Today, it introduces Google Apps Premium Edition, a software suite for companies that provides e-mail, instant messaging, calendar, word processing and spreadsheets. The cost is $50 per worker per year vs. about $500-$600 for Microsoft Office."

I got mine while it was free (YAY!) and convinced two other companies to give it a try. While I was already satisfied with what I'm getting from Linux, Firefox and Open Office, this is icing on the cake as far as not having to keep frequently used docs on every machine, backed-up etc.

Yes, Microsoft will have to match this in some way, possibly a more Office-like implementation at a similar starting price. Next step for Google though might be to offer this whole service in a pizza box with backup to their servers built-in.
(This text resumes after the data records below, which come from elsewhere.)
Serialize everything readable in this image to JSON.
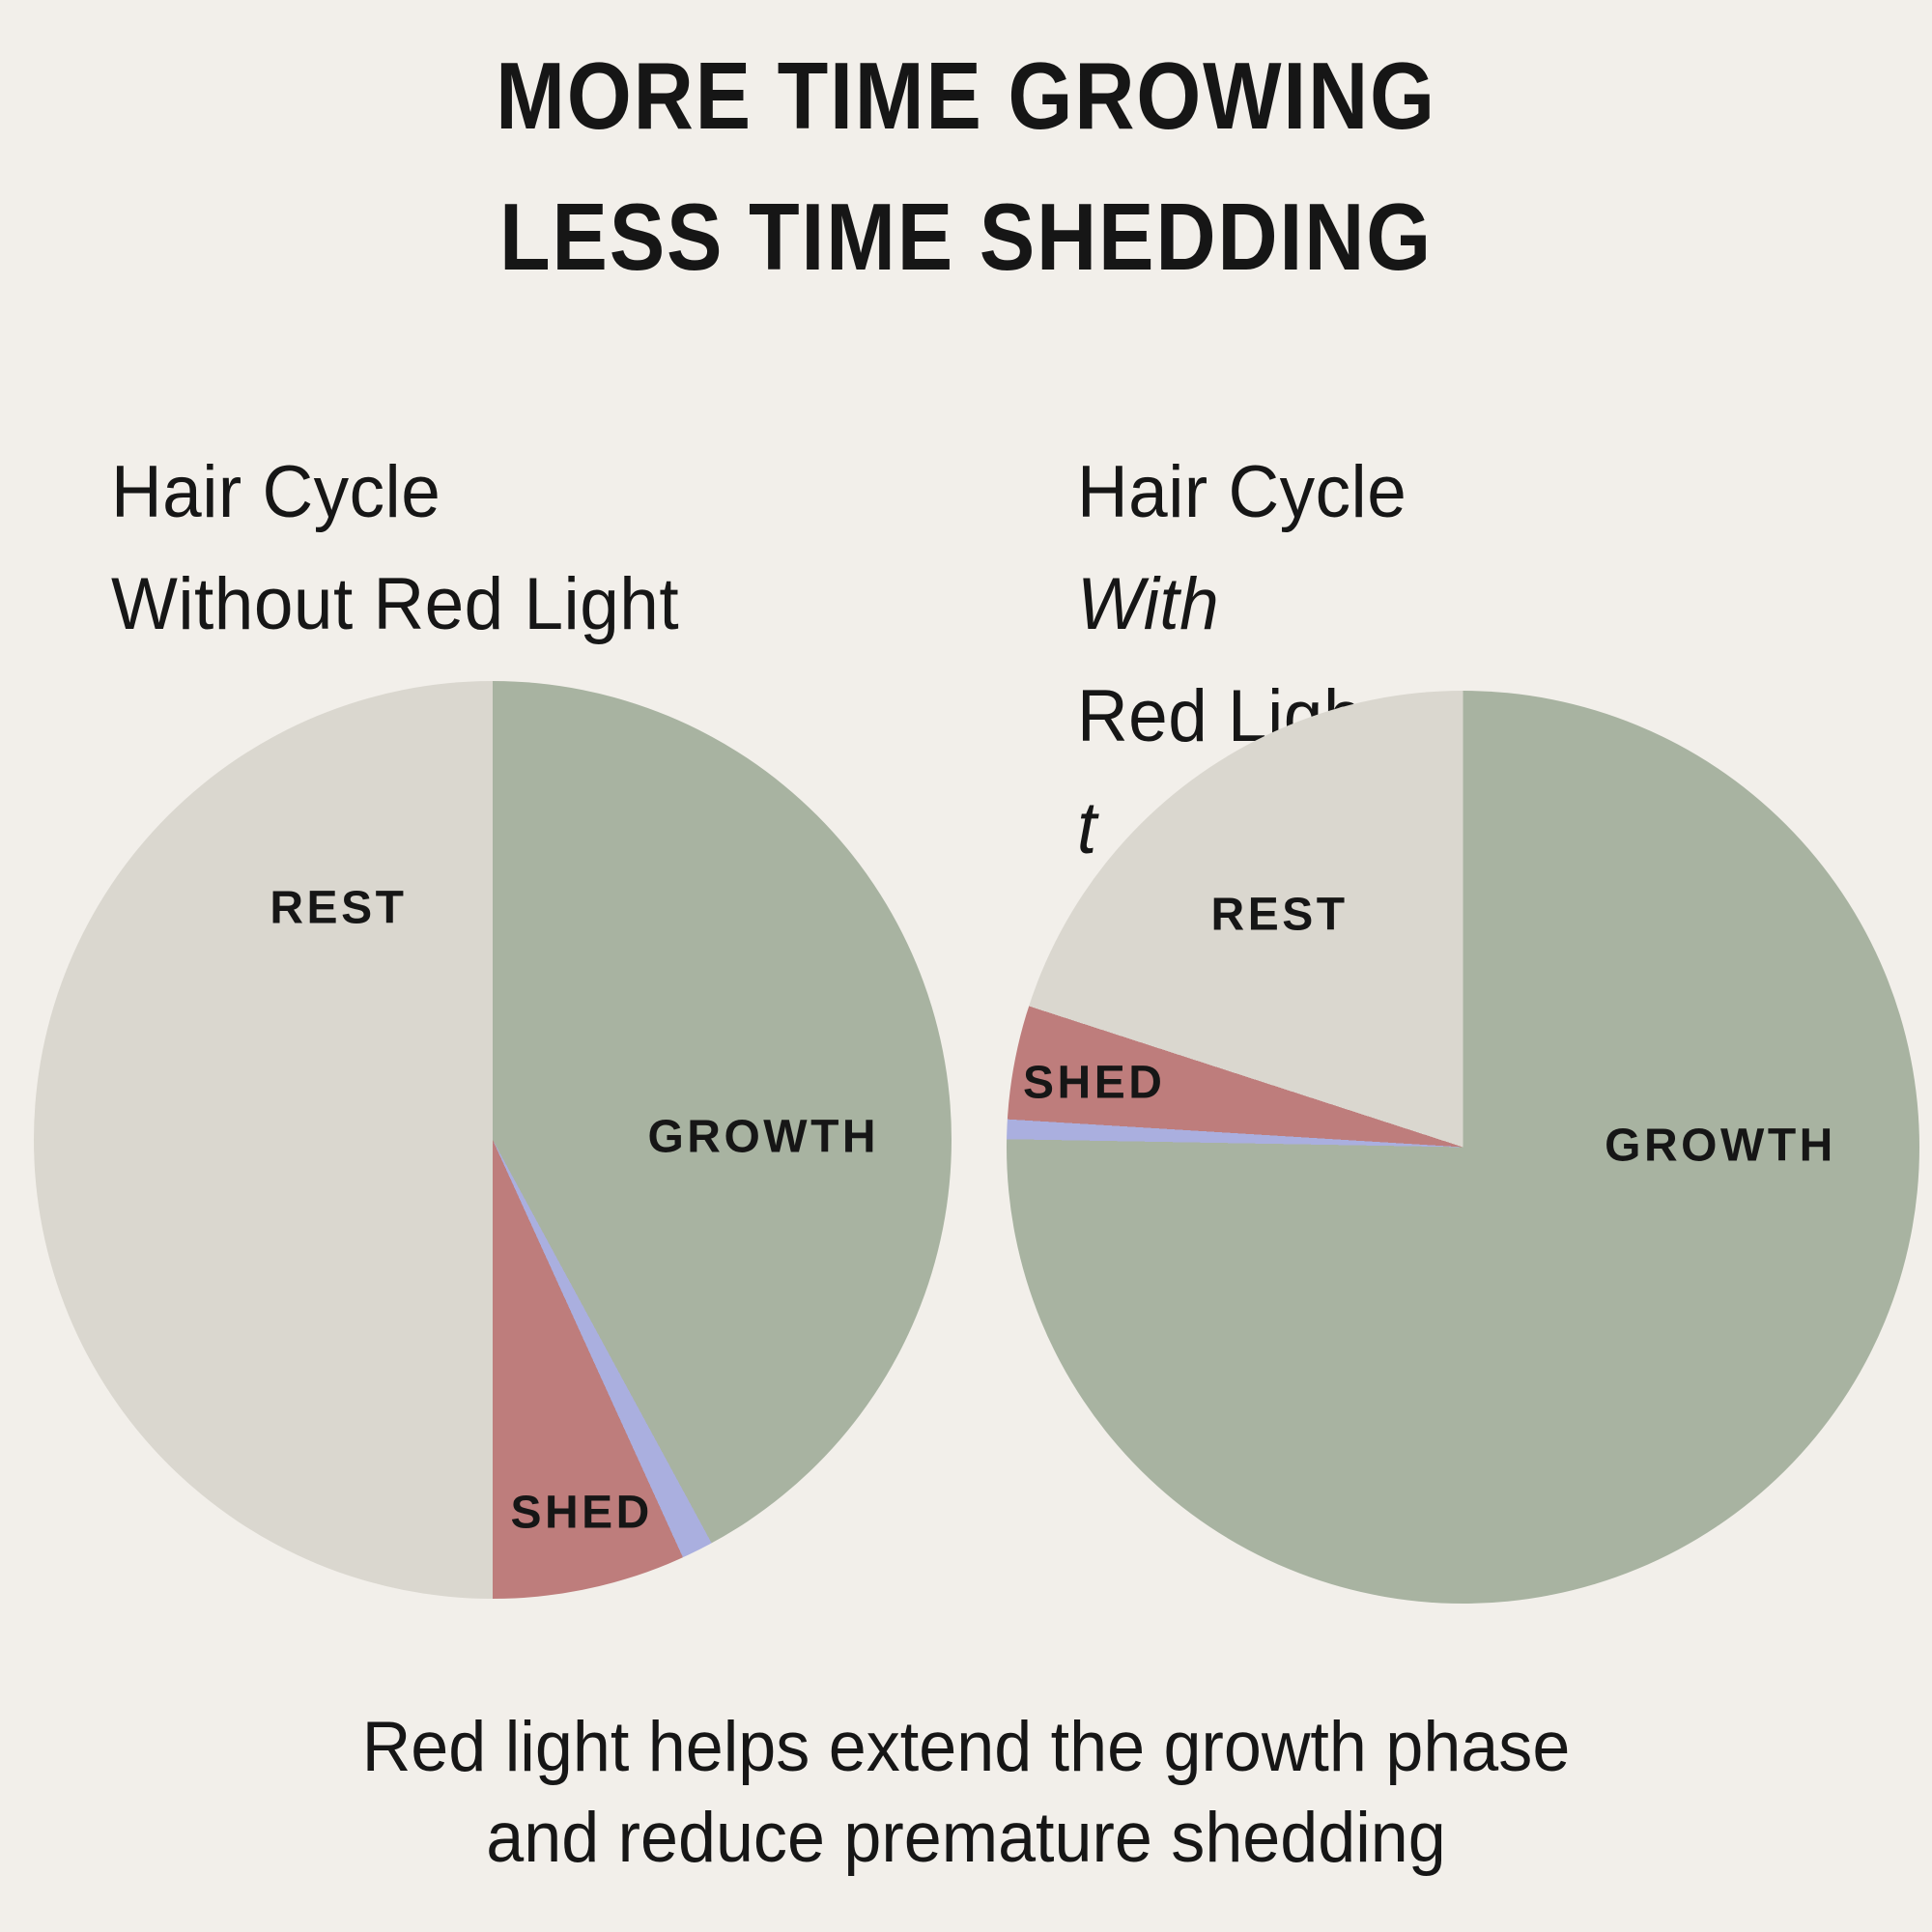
{
  "page": {
    "background_color": "#F2EFEA",
    "text_color": "#161616",
    "title_line1": "MORE TIME GROWING",
    "title_line2": "LESS TIME SHEDDING",
    "caption_line1": "Red light helps extend the growth phase",
    "caption_line2": "and reduce premature shedding"
  },
  "palette": {
    "growth_green": "#A8B3A1",
    "rest_gray": "#DAD7CF",
    "shed_red": "#BE7D7C",
    "transition_periwinkle": "#AAAFDF"
  },
  "chart_data": [
    {
      "type": "pie",
      "title": "Hair Cycle Without Red Light",
      "heading_line1": "Hair Cycle",
      "heading_line2_parts": [
        {
          "text": "Without Red Light",
          "italic": false
        }
      ],
      "units": "percent of hair cycle time (estimated from slice angles)",
      "slices": [
        {
          "label": "GROWTH",
          "value_percent": 42,
          "start_deg": 0,
          "end_deg": 151.5,
          "color": "#A8B3A1"
        },
        {
          "label": "",
          "value_percent": 1,
          "start_deg": 151.5,
          "end_deg": 155.5,
          "color": "#AAAFDF"
        },
        {
          "label": "SHED",
          "value_percent": 7,
          "start_deg": 155.5,
          "end_deg": 180,
          "color": "#BE7D7C"
        },
        {
          "label": "REST",
          "value_percent": 50,
          "start_deg": 180,
          "end_deg": 360,
          "color": "#DAD7CF"
        }
      ]
    },
    {
      "type": "pie",
      "title": "Hair Cycle With Red Light",
      "heading_line1": "Hair Cycle",
      "heading_line2_parts": [
        {
          "text": "With",
          "italic": true
        },
        {
          "text": " Red Ligh",
          "italic": false
        },
        {
          "text": "t",
          "italic": true
        }
      ],
      "units": "percent of hair cycle time (estimated from slice angles)",
      "slices": [
        {
          "label": "GROWTH",
          "value_percent": 75,
          "start_deg": 0,
          "end_deg": 271,
          "color": "#A8B3A1"
        },
        {
          "label": "",
          "value_percent": 1,
          "start_deg": 271,
          "end_deg": 273.5,
          "color": "#AAAFDF"
        },
        {
          "label": "SHED",
          "value_percent": 4,
          "start_deg": 273.5,
          "end_deg": 288,
          "color": "#BE7D7C"
        },
        {
          "label": "REST",
          "value_percent": 20,
          "start_deg": 288,
          "end_deg": 360,
          "color": "#DAD7CF"
        }
      ]
    }
  ]
}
The next question is whether Microsoft will open up their competing product to non-Windows systems. Will they claim their developers are too shabby to be able to figure this out? The alternative is almost as embarrassing.

Also *here*:

Ms. Wettemann noted that a business may spend about $80,000 on a systems administrator to manage e-mail and desktop office software. For the same amount of money, Google Apps allows a business to support 1,600 users, she noted. Simply in terms of staffing, “this may be a better proposition even if Microsoft were free,” Ms. Wettemann said.

and *here*

And large customers would, in effect, turn over management of their applications to Google, which would host them on its own global network of servers. This model of software as a service, rather than a product, was pioneered by and has gained momentum over the past three years. Through so-called "service-level agreements," Google would guarantee customers that their business software applications would be up and running around the clock.
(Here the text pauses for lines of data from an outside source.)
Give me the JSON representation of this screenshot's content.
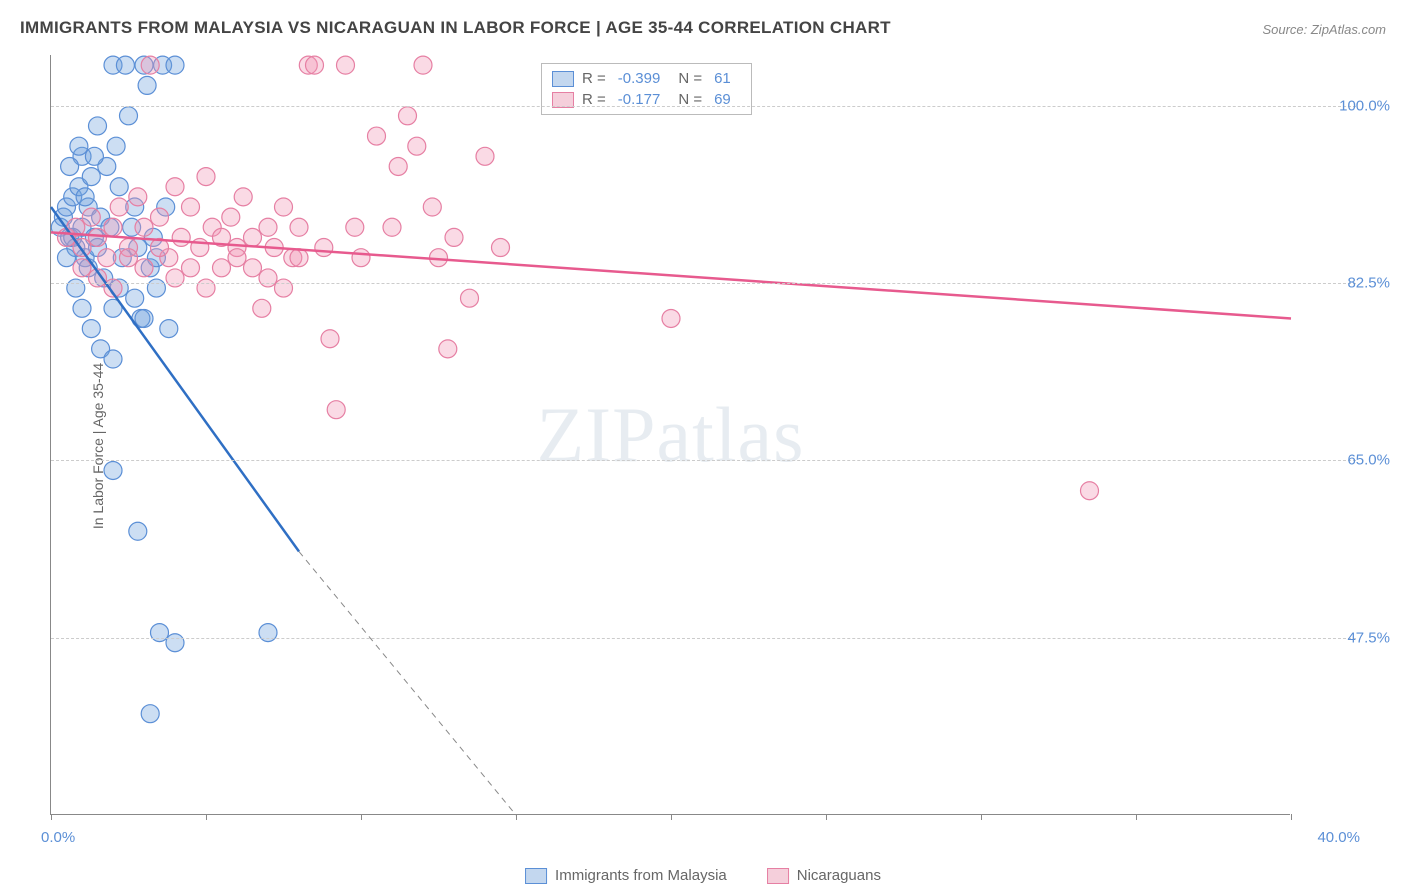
{
  "title": "IMMIGRANTS FROM MALAYSIA VS NICARAGUAN IN LABOR FORCE | AGE 35-44 CORRELATION CHART",
  "source": "Source: ZipAtlas.com",
  "ylabel": "In Labor Force | Age 35-44",
  "watermark": "ZIPatlas",
  "chart": {
    "type": "scatter",
    "background_color": "#ffffff",
    "grid_color": "#cccccc",
    "axis_color": "#888888",
    "xlim": [
      0,
      40
    ],
    "ylim": [
      30,
      105
    ],
    "xtick_positions": [
      0,
      5,
      10,
      15,
      20,
      25,
      30,
      35,
      40
    ],
    "xtick_labels": {
      "left": "0.0%",
      "right": "40.0%"
    },
    "ytick_positions": [
      47.5,
      65.0,
      82.5,
      100.0
    ],
    "ytick_labels": [
      "47.5%",
      "65.0%",
      "82.5%",
      "100.0%"
    ],
    "marker_radius": 9,
    "marker_opacity": 0.45,
    "label_color": "#5b8fd6",
    "label_fontsize": 15,
    "title_fontsize": 17,
    "title_color": "#444444"
  },
  "series": [
    {
      "id": "malaysia",
      "label": "Immigrants from Malaysia",
      "color_fill": "rgba(108,160,220,0.35)",
      "color_stroke": "#5b8fd6",
      "swatch_fill": "#c3d7ef",
      "swatch_border": "#5b8fd6",
      "R": "-0.399",
      "N": "61",
      "regression": {
        "x1": 0,
        "y1": 90,
        "x2_solid": 8.0,
        "y2_solid": 56,
        "x2_dash": 15.0,
        "y2_dash": 30,
        "line_color": "#2f6fc4",
        "line_width": 2.5
      },
      "points": [
        [
          0.3,
          88
        ],
        [
          0.4,
          89
        ],
        [
          0.5,
          90
        ],
        [
          0.6,
          87
        ],
        [
          0.7,
          91
        ],
        [
          0.8,
          86
        ],
        [
          0.9,
          92
        ],
        [
          1.0,
          88
        ],
        [
          1.0,
          95
        ],
        [
          1.1,
          85
        ],
        [
          1.2,
          90
        ],
        [
          1.2,
          84
        ],
        [
          1.3,
          93
        ],
        [
          1.4,
          87
        ],
        [
          1.5,
          98
        ],
        [
          1.5,
          86
        ],
        [
          1.6,
          89
        ],
        [
          1.7,
          83
        ],
        [
          1.8,
          94
        ],
        [
          1.9,
          88
        ],
        [
          2.0,
          80
        ],
        [
          2.0,
          104
        ],
        [
          2.1,
          96
        ],
        [
          2.2,
          92
        ],
        [
          2.3,
          85
        ],
        [
          2.4,
          104
        ],
        [
          2.5,
          99
        ],
        [
          2.6,
          88
        ],
        [
          2.7,
          81
        ],
        [
          2.8,
          86
        ],
        [
          2.9,
          79
        ],
        [
          3.0,
          104
        ],
        [
          3.1,
          102
        ],
        [
          3.2,
          84
        ],
        [
          3.3,
          87
        ],
        [
          3.4,
          82
        ],
        [
          3.6,
          104
        ],
        [
          3.7,
          90
        ],
        [
          3.8,
          78
        ],
        [
          4.0,
          104
        ],
        [
          1.0,
          80
        ],
        [
          1.3,
          78
        ],
        [
          1.6,
          76
        ],
        [
          2.0,
          75
        ],
        [
          2.2,
          82
        ],
        [
          2.7,
          90
        ],
        [
          3.0,
          79
        ],
        [
          3.4,
          85
        ],
        [
          2.0,
          64
        ],
        [
          2.8,
          58
        ],
        [
          3.5,
          48
        ],
        [
          4.0,
          47
        ],
        [
          3.2,
          40
        ],
        [
          7.0,
          48
        ],
        [
          0.8,
          82
        ],
        [
          1.1,
          91
        ],
        [
          1.4,
          95
        ],
        [
          0.6,
          94
        ],
        [
          0.9,
          96
        ],
        [
          0.5,
          85
        ],
        [
          0.7,
          87
        ]
      ]
    },
    {
      "id": "nicaraguans",
      "label": "Nicaraguans",
      "color_fill": "rgba(240,150,180,0.35)",
      "color_stroke": "#e67fa3",
      "swatch_fill": "#f5cfdb",
      "swatch_border": "#e67fa3",
      "R": "-0.177",
      "N": "69",
      "regression": {
        "x1": 0,
        "y1": 87.5,
        "x2_solid": 40,
        "y2_solid": 79,
        "line_color": "#e75a8e",
        "line_width": 2.5
      },
      "points": [
        [
          0.5,
          87
        ],
        [
          0.8,
          88
        ],
        [
          1.0,
          86
        ],
        [
          1.3,
          89
        ],
        [
          1.5,
          87
        ],
        [
          1.8,
          85
        ],
        [
          2.0,
          88
        ],
        [
          2.2,
          90
        ],
        [
          2.5,
          86
        ],
        [
          2.8,
          91
        ],
        [
          3.0,
          88
        ],
        [
          3.2,
          104
        ],
        [
          3.5,
          89
        ],
        [
          3.8,
          85
        ],
        [
          4.0,
          92
        ],
        [
          4.2,
          87
        ],
        [
          4.5,
          90
        ],
        [
          4.8,
          86
        ],
        [
          5.0,
          93
        ],
        [
          5.2,
          88
        ],
        [
          5.5,
          84
        ],
        [
          5.8,
          89
        ],
        [
          6.0,
          86
        ],
        [
          6.2,
          91
        ],
        [
          6.5,
          87
        ],
        [
          6.8,
          80
        ],
        [
          7.0,
          88
        ],
        [
          7.2,
          86
        ],
        [
          7.5,
          90
        ],
        [
          7.8,
          85
        ],
        [
          8.0,
          88
        ],
        [
          8.3,
          104
        ],
        [
          8.5,
          104
        ],
        [
          8.8,
          86
        ],
        [
          9.0,
          77
        ],
        [
          9.2,
          70
        ],
        [
          9.5,
          104
        ],
        [
          9.8,
          88
        ],
        [
          10.0,
          85
        ],
        [
          10.5,
          97
        ],
        [
          11.0,
          88
        ],
        [
          11.2,
          94
        ],
        [
          11.5,
          99
        ],
        [
          11.8,
          96
        ],
        [
          12.0,
          104
        ],
        [
          12.3,
          90
        ],
        [
          12.5,
          85
        ],
        [
          12.8,
          76
        ],
        [
          13.0,
          87
        ],
        [
          13.5,
          81
        ],
        [
          14.0,
          95
        ],
        [
          14.5,
          86
        ],
        [
          1.0,
          84
        ],
        [
          1.5,
          83
        ],
        [
          2.0,
          82
        ],
        [
          2.5,
          85
        ],
        [
          3.0,
          84
        ],
        [
          3.5,
          86
        ],
        [
          4.0,
          83
        ],
        [
          5.0,
          82
        ],
        [
          6.0,
          85
        ],
        [
          6.5,
          84
        ],
        [
          7.0,
          83
        ],
        [
          7.5,
          82
        ],
        [
          8.0,
          85
        ],
        [
          20.0,
          79
        ],
        [
          33.5,
          62
        ],
        [
          4.5,
          84
        ],
        [
          5.5,
          87
        ]
      ]
    }
  ],
  "legend_bottom": [
    {
      "label": "Immigrants from Malaysia",
      "swatch_fill": "#c3d7ef",
      "swatch_border": "#5b8fd6"
    },
    {
      "label": "Nicaraguans",
      "swatch_fill": "#f5cfdb",
      "swatch_border": "#e67fa3"
    }
  ]
}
Links courtesy of Slashdot, and various others...

Like *here*

One company that decided to make the shift is Prudential Real Estate Affiliates, a Chicago-area franchise that employees 450 sales agents and support staff. The agency has been using Gmail for nearly a year in place of an outsourced e-mail service that performed so poorly that it had to be replaced, said Camden Daily, the group's technology director.

The agency had already worked with Google on the Google Earth and Maps projects, so it used its Google contacts to join the Gmail beta program. "We went ahead and switched, and basically everybody loved the interface ever since," he said.